Thrills and spills in Chicago

This weekend I braved the drive from Wisconsin to Chicago to visit some of my old college chums. Besides the Mars Cheese Castle*(one of my favorite Wisconsin landmarks) on 43 south, the drive was fairly uneventful. Upon arrival some gals and I headed over to my friend "Jazzy A's" place where the kegs were ever flowing, the music was thumping and the underagers were secretly smoking weed in one of the apartment bedrooms.

While no one is sure how three 18-year-olds from Columbia snuck into the party, we all know how they made their exit......by starting a huge fist fight that left one of the hosts with a black eye and one of the underagers sans one of his earrings.

The cops soon arrived, and I, an innocent bystander found myself face to face with one of them when he began knocking on a screen door I had just closed.

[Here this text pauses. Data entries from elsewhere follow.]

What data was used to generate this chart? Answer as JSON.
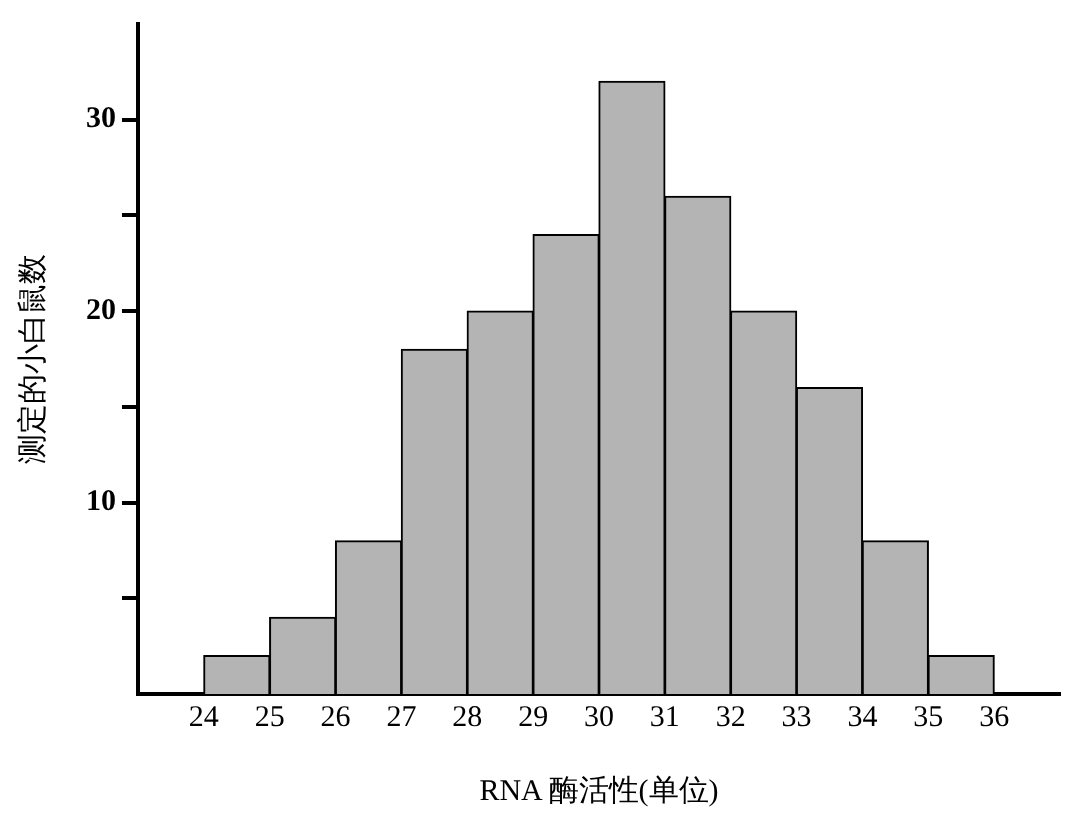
{
  "chart_data": {
    "type": "histogram",
    "xlabel": "RNA 酶活性(单位)",
    "ylabel": "测定的小白鼠数",
    "bins": [
      24,
      25,
      26,
      27,
      28,
      29,
      30,
      31,
      32,
      33,
      34,
      35,
      36
    ],
    "values": [
      2,
      4,
      8,
      18,
      20,
      24,
      32,
      26,
      20,
      16,
      8,
      2
    ],
    "color": "#b4b4b4",
    "xlim": [
      23,
      37
    ],
    "xticks": [
      24,
      25,
      26,
      27,
      28,
      29,
      30,
      31,
      32,
      33,
      34,
      35,
      36
    ],
    "ylim": [
      0,
      35
    ],
    "yticks": [
      {
        "value": 5,
        "label": null
      },
      10,
      {
        "value": 15,
        "label": null
      },
      20,
      {
        "value": 25,
        "label": null
      },
      30
    ],
    "grid": false,
    "legend": false
  }
}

When I innocently told him I didn't live there and that I didn't know who was having the party he sternly asked me to stop trying to make an ass out of him. I told him, NO I was NOT trying to make an ass out of him and thanked him for his hard work, dedicated service and ability to maintain calm and perspective......he then walked away.

The next morning I woke up slowly, once again promising never to drink again....and then settling on a compromise to just NOT predrink before I drink again. After a long day in the trenches(shopping) I returned to my host's abode where I relaxed as the old Disney classic Bambi played on t.v. Having not seen the picture for 20-odd years, I was surprised to see how little personality the beloved fawn possessed. Isn't he supposed to be Prince of the Forrest-I hope Prince William does a better job if there is a forrest fire! Luckily not all of the anthropomorphic forest citizens had so little to say; and although he spoke with a lisp, and seemed to have a strange fixation with Bambi's ass, at least Thumper could hold a conversation. In real time, soon after Bambi, Thumper and the ever-shy and cleverly-named "Flower" hit puberty a torrential downpour hit the city(Chicago, not the hundred-acre wood). And I was suddenly struck with this peculiar desire to hibernate.

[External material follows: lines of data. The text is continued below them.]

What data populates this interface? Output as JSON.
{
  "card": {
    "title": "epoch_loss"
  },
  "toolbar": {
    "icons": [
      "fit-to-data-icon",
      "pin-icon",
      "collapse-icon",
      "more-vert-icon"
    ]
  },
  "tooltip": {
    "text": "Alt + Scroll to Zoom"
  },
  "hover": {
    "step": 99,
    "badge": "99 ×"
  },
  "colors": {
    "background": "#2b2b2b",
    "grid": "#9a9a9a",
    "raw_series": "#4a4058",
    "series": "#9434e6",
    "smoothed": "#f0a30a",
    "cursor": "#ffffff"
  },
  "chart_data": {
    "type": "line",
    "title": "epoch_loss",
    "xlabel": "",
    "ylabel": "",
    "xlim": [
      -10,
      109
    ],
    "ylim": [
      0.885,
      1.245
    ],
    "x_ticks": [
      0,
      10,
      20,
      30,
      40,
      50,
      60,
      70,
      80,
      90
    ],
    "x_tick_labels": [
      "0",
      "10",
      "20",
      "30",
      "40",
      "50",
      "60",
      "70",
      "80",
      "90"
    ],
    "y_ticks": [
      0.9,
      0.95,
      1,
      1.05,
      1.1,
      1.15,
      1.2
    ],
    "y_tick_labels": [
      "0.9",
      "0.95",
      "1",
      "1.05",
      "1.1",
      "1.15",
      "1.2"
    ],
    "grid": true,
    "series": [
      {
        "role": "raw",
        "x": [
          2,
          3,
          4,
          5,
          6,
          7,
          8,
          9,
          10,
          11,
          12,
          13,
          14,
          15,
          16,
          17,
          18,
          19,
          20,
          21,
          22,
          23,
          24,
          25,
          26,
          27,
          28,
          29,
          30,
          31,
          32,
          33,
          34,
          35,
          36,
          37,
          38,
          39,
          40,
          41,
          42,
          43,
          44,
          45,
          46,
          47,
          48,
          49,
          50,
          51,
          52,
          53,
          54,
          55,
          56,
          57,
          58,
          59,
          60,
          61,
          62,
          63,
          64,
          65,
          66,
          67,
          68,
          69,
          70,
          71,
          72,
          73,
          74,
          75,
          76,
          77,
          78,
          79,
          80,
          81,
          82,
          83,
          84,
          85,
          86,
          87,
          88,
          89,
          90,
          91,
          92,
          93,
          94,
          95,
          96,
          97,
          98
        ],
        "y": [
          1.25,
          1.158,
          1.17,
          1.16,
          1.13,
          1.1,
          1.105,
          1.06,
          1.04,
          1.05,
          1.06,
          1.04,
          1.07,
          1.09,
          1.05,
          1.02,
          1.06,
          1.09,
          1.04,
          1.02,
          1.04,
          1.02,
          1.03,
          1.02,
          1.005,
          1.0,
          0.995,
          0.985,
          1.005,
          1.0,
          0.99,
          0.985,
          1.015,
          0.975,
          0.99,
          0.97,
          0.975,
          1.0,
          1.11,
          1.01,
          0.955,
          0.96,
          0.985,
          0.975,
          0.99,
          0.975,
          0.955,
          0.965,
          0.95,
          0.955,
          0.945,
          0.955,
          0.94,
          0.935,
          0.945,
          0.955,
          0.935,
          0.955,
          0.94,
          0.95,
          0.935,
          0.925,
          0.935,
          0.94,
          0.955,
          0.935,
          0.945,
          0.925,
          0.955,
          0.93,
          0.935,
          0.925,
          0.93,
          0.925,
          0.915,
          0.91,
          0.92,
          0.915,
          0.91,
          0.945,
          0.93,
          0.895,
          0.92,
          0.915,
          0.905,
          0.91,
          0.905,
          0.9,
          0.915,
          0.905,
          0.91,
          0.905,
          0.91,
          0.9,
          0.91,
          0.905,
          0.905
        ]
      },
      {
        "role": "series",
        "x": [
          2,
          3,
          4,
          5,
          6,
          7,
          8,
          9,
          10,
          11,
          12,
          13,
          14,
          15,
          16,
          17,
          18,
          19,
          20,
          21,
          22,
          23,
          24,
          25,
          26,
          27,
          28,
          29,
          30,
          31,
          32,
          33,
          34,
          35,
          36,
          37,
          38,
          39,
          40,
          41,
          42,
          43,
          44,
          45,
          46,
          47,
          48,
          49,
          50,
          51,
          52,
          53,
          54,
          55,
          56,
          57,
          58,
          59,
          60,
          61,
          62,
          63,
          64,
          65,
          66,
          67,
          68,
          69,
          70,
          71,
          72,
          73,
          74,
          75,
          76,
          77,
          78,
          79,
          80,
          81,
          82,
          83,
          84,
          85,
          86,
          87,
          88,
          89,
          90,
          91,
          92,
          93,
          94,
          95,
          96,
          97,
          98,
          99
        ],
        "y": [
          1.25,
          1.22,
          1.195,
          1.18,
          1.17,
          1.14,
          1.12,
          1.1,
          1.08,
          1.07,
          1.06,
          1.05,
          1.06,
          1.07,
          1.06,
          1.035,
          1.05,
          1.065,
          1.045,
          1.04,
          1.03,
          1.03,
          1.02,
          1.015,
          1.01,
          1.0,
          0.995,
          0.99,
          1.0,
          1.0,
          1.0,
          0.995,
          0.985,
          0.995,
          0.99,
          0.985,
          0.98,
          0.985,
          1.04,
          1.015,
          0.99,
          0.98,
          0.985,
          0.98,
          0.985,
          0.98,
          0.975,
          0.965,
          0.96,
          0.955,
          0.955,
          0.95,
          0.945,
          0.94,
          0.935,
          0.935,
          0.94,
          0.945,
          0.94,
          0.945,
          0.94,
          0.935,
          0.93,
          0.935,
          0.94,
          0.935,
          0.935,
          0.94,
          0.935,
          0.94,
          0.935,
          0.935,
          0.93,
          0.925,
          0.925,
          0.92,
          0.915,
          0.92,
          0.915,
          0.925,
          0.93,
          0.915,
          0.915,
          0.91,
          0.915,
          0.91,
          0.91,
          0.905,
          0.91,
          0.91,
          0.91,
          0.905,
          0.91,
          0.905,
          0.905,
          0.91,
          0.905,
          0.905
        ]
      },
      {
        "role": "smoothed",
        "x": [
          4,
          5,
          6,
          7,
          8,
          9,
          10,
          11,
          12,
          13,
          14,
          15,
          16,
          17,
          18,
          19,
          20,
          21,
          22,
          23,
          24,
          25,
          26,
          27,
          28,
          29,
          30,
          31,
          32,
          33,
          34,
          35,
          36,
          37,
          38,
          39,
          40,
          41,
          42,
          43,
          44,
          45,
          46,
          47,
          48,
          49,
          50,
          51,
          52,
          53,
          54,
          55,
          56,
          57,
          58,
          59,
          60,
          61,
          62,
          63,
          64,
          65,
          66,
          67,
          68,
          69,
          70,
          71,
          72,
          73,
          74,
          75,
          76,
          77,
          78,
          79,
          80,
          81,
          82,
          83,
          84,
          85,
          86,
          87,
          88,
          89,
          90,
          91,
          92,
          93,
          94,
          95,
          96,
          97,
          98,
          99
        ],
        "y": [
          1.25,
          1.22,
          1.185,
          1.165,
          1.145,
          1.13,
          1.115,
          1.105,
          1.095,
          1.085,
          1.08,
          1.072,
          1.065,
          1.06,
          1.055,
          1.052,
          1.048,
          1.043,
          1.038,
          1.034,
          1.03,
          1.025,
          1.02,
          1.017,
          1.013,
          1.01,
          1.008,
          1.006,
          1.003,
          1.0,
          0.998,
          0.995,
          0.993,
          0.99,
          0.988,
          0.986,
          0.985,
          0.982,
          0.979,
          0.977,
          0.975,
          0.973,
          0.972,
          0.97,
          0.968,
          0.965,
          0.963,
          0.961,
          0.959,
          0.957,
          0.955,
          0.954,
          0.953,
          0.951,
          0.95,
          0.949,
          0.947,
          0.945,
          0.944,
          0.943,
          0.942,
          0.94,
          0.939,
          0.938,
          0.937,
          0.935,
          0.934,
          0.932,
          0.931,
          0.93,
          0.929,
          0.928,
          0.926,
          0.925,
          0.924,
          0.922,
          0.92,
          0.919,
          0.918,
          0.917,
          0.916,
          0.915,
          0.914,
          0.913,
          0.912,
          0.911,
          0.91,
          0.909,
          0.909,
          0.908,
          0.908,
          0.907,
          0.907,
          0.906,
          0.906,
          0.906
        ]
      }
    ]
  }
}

The next morning I headed home. Older, wiser and perhaps a little gassy.

Once back in my little neighborhood, I tried to busy myself with worthwhile tasks...like reorganizing the yogurts in my fridge and dusting my matchbook collection. At one point, I went outside my apartment to read and enjoy a Tangerine popsicle. Rico Suave was working the store nearby and when my popsicle imploded on my hand due to the uncharacteristic Wisconsin heat I ran over to see if he might have a napkin. He did, and I noticed he was reading Chicken Soup for the Woman's Soul.......(Later I asked a friend if they thought this might be a sign of homosexual tendencies, and she purported that no gay man she has ever known would read that book. Nor would most heterosexual women for that matter.) I complimented Rico on his turquoise ring, and he commented that it was similar to the one I am always wearing. I jokingly asked him if he had been searching through my jewelry box(smooth I know), he replied that he thought we have a lot in common......taste in literature notwithstanding.

Now I am at work trying to be productive........

*The Mars Cheese Castle is a magical roadside establishment whose exterior is modeled after a grand castle, while the interior boasts a grand selection of the finest international cheeses coupled with a small village inhabited by friendly forest creatures. Be sure to look for the large neon sign on your way into Wisconsin-it is definitely something to see.
Note: While I have never actually pulled off the highway to go INTO the Cheese Castle, this is my best guest at what wonders are sure to lie beyond its austere castle-front.